Spain coach Vicente Del Bosque believes his side can look forward with optimism after bouncing back from their shock defeat to Switzerland by progressing through to the last 16 of the FIFA World Cup™ as group winners.

The European champions replaced Chile at the top of Group H tonight after defeating the South American side 2-1 in a hard-fought clash in Pretoria. That sealed a mouthwatering showdown with Iberian rivals Portugal in the next phase, but that prospect looked a long way off after Spain suffered a 1-0 loss to the Swiss in their opening match.

Del Bosque believes that defeat, which was only the second reverse Spain had suffered since 2006, is now well and truly behind them. "Well I think we've overcome a very difficult time for Spain, we were knocked back a lot by our defeat to Switzerland and that has also had an impact on our game," Del Bosque said. "I think as from now we will be more optimistic in every sense of the word and I'm sure that optimism will be seen on the pitch.

"Losing to Switzerland was a big setback, we've had to swim against the current and had great difficulties. Had we won or drawn the game against Switzerland I think things would have been a lot different in the group."

Del Bosque also heaped praise on Chile after seeing them give his side a tough time despite playing well over half of tonight's encounter with only 10 men. Spain started the match well but Chile hit back and looked to be on top when Del Bosque's side took a 24th-minute lead through David Villa.

The European champions then took a stranglehold on the fixture in the 37th minute when Andres Iniesta made it 2-0, and at the same time Chile midfielder Marco Estrada was sent off. Estrada was shown a second yellow card for an off-the-ball trip on Fernando Torres.

Losing to Switzerland was a big setback, we've had to swim against the current and had great difficulties.
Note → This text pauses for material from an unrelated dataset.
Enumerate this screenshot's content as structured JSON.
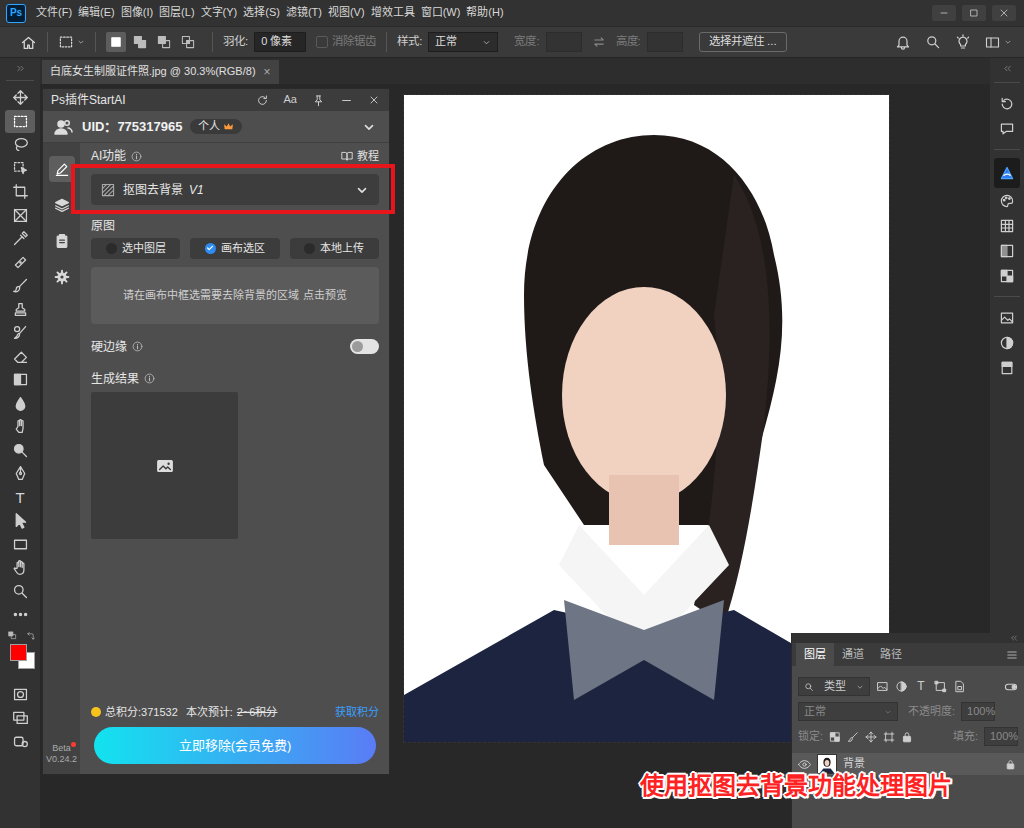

Vicente del Bosque, Spain coach

Despite those two setbacks though, Chile battled on and pulled one back just after half-time through substitute Rodrigo Millar's deflected goal. Chile could make no further in-roads after that, and struggled to create much to worry Iker Casillas, but Del Bosque was still keen to hail Marcelo Bielsa's man after the game, which saw both teams qualify for the last 16.

"The match was very intense and I have to praise our opponents and give them a lot of credit," said Del Bosque. "They made things difficult for us, they played with a lot of energy and when Villa scored we became calmer. But even after that 2-0, with only 10 men they continued to work hard and they really made our lives difficult until the end of the match. So I'd really like to praise the coach and players of the Chilean side."
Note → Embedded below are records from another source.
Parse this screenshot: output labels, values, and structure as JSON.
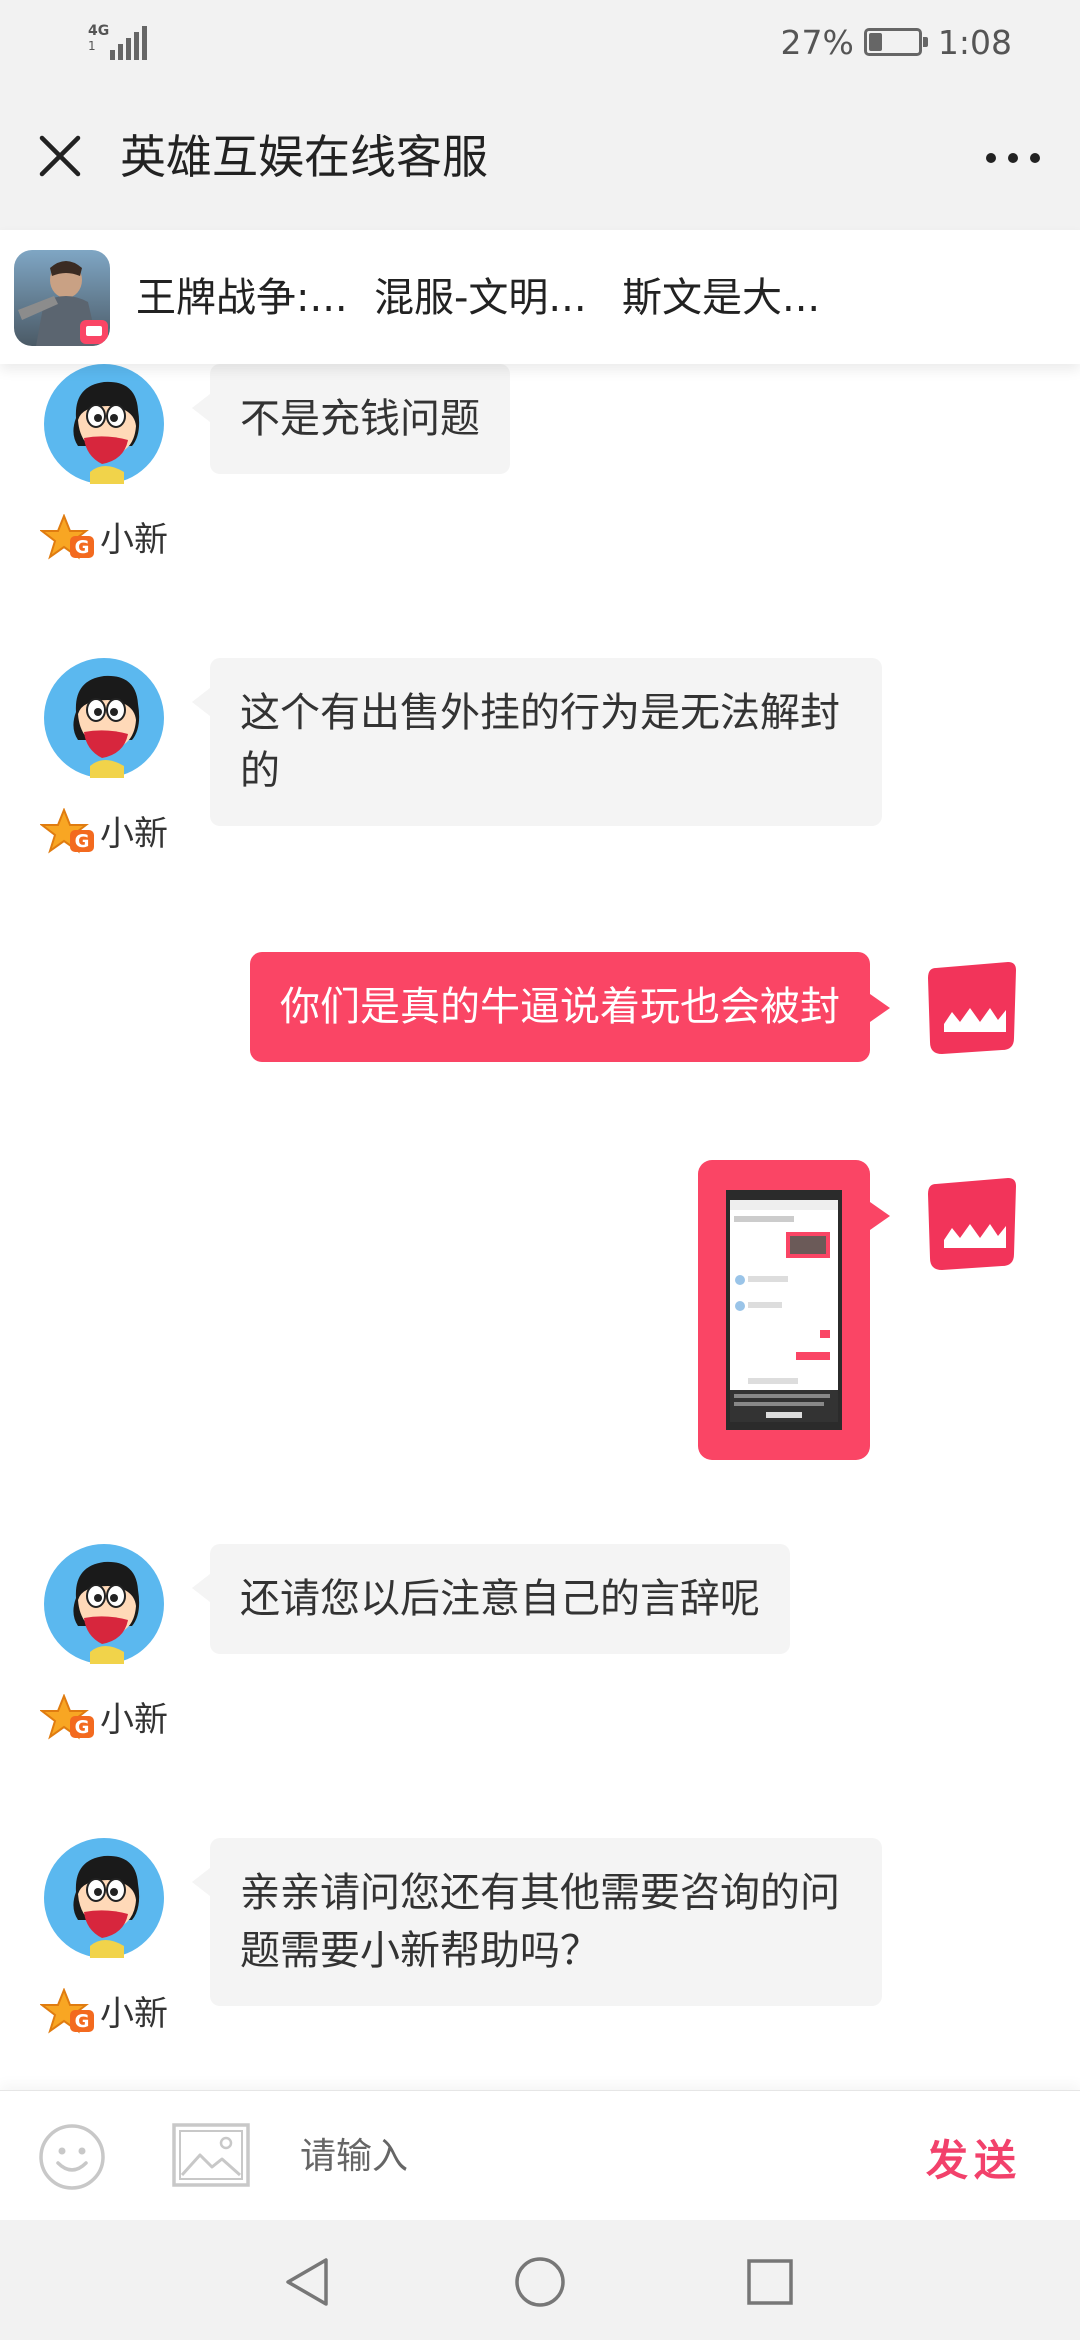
{
  "status_bar": {
    "network": "4G",
    "network_sub": "1",
    "battery_percent": "27%",
    "battery_level": 0.27,
    "time": "1:08"
  },
  "header": {
    "title": "英雄互娱在线客服"
  },
  "game_tabs": [
    {
      "label": "王牌战争:..."
    },
    {
      "label": "混服-文明..."
    },
    {
      "label": "斯文是大..."
    }
  ],
  "messages": [
    {
      "sender": "agent",
      "name": "小新",
      "text": "不是充钱问题"
    },
    {
      "sender": "agent",
      "name": "小新",
      "text": "这个有出售外挂的行为是无法解封的"
    },
    {
      "sender": "user",
      "text": "你们是真的牛逼说着玩也会被封"
    },
    {
      "sender": "user",
      "type": "image"
    },
    {
      "sender": "agent",
      "name": "小新",
      "text": "还请您以后注意自己的言辞呢"
    },
    {
      "sender": "agent",
      "name": "小新",
      "text": "亲亲请问您还有其他需要咨询的问题需要小新帮助吗？"
    }
  ],
  "input": {
    "placeholder": "请输入",
    "send_label": "发送"
  },
  "colors": {
    "accent": "#fa4565",
    "send": "#f2416b",
    "bar_bg": "#f2f2f2",
    "agent_bubble": "#f4f4f4"
  },
  "icons": {
    "close": "close-icon",
    "more": "more-icon",
    "emoji": "emoji-icon",
    "image": "image-icon",
    "back": "back-icon",
    "home": "home-icon",
    "recents": "recents-icon"
  }
}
Del Bosque also revealed striker Torres had complained of a muscle problem during half-time which contributed to him being replaced by Cesc Fabregas in the 55th minute. Del Bosque insisted the problem was not anything to do with the knee injury the Liverpool striker has only recently recovered from.

"I replaced Fernando for two reasons. During the break he felt a slight muscular problem, nothing to do with his knee injury," Del Bosque said. "Secondly we also needed more control in the midfield area, which is why we brought Cesc on. We weren't going to lose much in terms of our attacking capabilities but we wanted to gain more control and possession."

Chile coach Bielsa believes his side were well in the match until the sending off, which he felt changed the whole complexion of the encounter. The Argentinian also felt his team contributed towards their own downfall with their defending for Spain's goals.

Villa's goal in particular looked a poor one to concede, with some reckless goalkeeping from Chile custodian Claudio Bravo a key factor. There appeared little need for Bravo to race out of the area and although he beat Torres to a through-ball, the Real Sociedad goalkeeper's clearance went straight to Villa, who lofted the ball into an empty net from 40 yards out and near the left touchline.

"We managed to keep the game even until our player was sent off," said Bielsa. "I think that up until then the game was quite close. The credit for the Spanish goals also cannot be totally down to the Spanish, we contributed to them.

"Then one of our men was sent off. Things were going quite well up to that point, after we lost a man it was more uphill. In the second half Spain had constant ball possession but at least we put up a good show with a man less. I think if Spain needed to get more then we would have felt it much more, but we managed to play our game and not really show that we were missing a man."